Most of us that have ever bought a home did it in one of two ways. We either go into a new home development and walk through the models and purchase one of these new homes. Or we buy a resale home that is on the market from another homeowner. But have you ever driven by a golf course or the side of some remote hill that says lots available? Have you ever seen lots cut into the side of a mountain with that single lone house being built? Wonder what it takes to do this? I will give you some highlights to this process with some approximations of the numbers that make this work.
Picking the Lot – Just like shopping for a home, shopping for a lot takes some patience as well. This is still a step that I would recommend using a valued real estate agent to help you navigate. You may see lots around town with reasonably priced lots but what about the lot with the city view of Las Vegas? These lots are priced between $500,000 and $3,000,000 just for the dirt lot. So what does it take financially to get a loan on that? Buying dirt usually requires a higher down payment because there is not as much recourse for the lender as there is with the home. The number is usually around 40% down for the lot. So if you find the lot you want for $1,000,0000 then you will have to bring approximately $400,000 to the table to purchase the lot.
Picking the home – Now that you have a clean slate with the lot you have chosen now you have to figure out how to build on it. Generally I would recommend getting plans from several builders, to make sure you are getting what you want. In order to get a loan on a new construction, the lender will usually ask for the builder’s financials to make sure that they know what they are doing and are reliable enough to get the job done. The lender does not want to get stuck with a construction project that is not complete and therefore the buyer is in a tough position. Once the buyer’s financials, home plans, and the budget are approved by the lender, then the bank will process the loan so construction can start. There will be construction financing in place that you will be paying during the time of construction, as funds are withdrawn to complete the project.

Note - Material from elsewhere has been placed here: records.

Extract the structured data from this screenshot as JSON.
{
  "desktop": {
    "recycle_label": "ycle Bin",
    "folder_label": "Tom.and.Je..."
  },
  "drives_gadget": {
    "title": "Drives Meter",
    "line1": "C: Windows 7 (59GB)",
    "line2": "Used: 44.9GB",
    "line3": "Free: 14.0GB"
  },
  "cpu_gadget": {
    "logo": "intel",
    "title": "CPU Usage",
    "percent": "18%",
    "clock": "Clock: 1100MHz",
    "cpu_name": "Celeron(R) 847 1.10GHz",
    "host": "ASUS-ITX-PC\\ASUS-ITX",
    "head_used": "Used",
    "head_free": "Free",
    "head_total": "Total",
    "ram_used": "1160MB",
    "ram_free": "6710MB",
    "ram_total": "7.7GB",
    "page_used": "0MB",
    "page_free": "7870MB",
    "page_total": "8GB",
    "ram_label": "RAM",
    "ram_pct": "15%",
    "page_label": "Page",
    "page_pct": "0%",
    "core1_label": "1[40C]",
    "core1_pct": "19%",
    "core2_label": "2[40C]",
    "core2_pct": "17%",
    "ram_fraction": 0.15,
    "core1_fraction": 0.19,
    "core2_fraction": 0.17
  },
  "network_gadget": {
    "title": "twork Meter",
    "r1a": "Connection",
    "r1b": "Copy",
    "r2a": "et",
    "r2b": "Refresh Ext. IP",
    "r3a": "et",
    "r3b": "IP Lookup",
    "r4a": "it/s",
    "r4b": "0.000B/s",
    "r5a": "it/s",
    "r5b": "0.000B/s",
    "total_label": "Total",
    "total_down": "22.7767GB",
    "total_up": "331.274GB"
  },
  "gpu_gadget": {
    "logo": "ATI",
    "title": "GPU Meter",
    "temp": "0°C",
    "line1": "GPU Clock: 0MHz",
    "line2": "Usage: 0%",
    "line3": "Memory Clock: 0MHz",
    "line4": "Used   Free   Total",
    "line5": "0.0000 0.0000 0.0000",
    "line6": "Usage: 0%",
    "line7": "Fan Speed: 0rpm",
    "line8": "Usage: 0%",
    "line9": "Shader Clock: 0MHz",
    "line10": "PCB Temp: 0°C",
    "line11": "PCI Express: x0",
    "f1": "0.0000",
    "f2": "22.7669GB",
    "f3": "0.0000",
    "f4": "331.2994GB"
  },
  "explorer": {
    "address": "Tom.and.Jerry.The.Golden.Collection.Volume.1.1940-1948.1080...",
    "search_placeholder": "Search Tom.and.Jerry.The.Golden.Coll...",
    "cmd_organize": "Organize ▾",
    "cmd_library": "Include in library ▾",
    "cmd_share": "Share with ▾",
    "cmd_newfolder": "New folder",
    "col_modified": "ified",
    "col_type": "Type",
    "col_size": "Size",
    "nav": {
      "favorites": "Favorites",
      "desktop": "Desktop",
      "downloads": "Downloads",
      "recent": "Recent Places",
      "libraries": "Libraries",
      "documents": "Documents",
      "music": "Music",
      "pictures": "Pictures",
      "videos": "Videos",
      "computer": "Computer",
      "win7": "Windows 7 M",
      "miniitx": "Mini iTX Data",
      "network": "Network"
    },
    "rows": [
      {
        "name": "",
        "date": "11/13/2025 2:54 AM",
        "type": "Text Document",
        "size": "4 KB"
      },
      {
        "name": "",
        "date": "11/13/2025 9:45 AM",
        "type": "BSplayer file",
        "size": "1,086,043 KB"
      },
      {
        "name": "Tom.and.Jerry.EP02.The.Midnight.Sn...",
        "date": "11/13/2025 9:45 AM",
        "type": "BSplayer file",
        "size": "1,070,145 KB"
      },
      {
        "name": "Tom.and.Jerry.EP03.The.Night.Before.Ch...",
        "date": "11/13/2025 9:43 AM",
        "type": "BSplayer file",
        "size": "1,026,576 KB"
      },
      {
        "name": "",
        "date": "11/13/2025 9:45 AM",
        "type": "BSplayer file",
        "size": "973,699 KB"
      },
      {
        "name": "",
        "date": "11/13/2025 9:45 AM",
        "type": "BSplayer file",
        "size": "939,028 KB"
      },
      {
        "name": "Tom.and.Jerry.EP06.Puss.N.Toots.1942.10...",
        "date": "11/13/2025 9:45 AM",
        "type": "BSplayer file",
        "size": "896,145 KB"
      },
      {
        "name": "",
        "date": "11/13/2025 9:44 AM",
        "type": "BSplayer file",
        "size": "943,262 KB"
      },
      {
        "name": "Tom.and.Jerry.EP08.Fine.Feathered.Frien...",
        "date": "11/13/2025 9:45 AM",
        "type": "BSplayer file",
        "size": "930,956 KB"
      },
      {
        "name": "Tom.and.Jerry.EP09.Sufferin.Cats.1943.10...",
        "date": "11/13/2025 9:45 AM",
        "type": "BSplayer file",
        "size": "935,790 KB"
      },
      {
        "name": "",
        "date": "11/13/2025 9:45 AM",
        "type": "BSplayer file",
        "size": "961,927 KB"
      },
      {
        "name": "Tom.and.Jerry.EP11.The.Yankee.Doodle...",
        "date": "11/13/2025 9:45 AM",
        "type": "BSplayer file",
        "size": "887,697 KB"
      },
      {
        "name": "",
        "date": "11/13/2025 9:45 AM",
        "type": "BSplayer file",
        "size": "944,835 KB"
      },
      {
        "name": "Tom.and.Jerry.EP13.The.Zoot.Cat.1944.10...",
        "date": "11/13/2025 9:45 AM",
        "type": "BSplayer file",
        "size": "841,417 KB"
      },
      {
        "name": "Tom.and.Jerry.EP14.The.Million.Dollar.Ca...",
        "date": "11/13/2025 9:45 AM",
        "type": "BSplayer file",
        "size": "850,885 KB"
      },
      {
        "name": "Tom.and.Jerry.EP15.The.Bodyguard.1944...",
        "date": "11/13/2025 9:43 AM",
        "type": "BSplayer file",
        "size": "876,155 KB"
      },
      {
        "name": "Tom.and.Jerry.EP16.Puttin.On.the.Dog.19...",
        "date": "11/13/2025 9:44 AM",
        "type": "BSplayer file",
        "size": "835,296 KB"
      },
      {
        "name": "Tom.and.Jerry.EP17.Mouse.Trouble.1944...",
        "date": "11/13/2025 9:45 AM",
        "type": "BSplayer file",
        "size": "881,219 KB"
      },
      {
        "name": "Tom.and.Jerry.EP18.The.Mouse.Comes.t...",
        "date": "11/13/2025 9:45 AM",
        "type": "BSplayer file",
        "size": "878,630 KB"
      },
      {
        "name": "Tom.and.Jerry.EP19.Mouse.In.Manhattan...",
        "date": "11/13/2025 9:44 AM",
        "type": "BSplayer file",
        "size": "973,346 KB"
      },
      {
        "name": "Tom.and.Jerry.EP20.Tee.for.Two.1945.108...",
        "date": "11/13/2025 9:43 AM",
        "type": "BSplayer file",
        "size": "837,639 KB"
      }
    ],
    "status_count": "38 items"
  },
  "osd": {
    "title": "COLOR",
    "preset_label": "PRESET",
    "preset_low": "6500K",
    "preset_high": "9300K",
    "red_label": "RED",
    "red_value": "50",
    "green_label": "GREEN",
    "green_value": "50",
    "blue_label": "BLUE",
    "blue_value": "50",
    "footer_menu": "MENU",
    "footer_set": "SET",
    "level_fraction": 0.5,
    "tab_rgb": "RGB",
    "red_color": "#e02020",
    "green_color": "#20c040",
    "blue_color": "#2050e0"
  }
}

Permanent Financing – Once the project is completed, the lender will then have the home appraised and determine the total project cost, which will then be turned into permanent financing. This means that you will have to determine what type of loan you will want on the home going forward. At this point you will have already been approved, so it is more a matter of getting and signing loan documentation, so that the home can be recorded and you are able to move in.

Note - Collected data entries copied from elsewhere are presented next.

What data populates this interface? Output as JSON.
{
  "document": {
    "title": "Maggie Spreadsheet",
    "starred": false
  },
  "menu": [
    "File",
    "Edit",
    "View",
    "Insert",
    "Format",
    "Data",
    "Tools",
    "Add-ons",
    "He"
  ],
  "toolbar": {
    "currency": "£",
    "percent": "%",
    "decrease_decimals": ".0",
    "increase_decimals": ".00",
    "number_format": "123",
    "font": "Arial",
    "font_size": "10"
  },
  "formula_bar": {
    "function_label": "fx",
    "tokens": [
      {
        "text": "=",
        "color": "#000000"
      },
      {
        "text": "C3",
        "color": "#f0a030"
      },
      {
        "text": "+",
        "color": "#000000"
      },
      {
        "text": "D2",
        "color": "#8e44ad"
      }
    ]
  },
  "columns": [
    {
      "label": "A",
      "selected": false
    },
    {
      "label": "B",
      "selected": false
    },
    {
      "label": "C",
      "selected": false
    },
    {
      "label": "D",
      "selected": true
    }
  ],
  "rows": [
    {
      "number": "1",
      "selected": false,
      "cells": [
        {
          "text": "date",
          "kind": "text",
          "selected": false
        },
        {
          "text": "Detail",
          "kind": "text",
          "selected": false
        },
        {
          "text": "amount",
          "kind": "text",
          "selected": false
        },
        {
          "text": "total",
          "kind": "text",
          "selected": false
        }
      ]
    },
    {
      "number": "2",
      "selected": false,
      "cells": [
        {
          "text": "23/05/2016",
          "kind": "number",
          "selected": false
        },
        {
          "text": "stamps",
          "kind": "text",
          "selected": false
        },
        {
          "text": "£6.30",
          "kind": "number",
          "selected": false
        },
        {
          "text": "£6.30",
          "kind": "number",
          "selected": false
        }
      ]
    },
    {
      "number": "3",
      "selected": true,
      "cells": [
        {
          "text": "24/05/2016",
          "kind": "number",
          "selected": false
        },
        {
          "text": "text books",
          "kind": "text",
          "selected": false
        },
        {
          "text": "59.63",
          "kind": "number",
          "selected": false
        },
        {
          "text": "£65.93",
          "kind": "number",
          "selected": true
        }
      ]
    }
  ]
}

Construction to permanent financing is a much more detailed process than just going and buying your standard resale home. This is a very generic roadmap to what this process looks like. Every lender will have their own tweaks to this process and finding a good lender has never been as crucial. If you are in the position to be able to make this giant step, then it is in your best interest to really do your research and find the right real estate agent, right lot, right builder and right lender to help you accomplish your dream.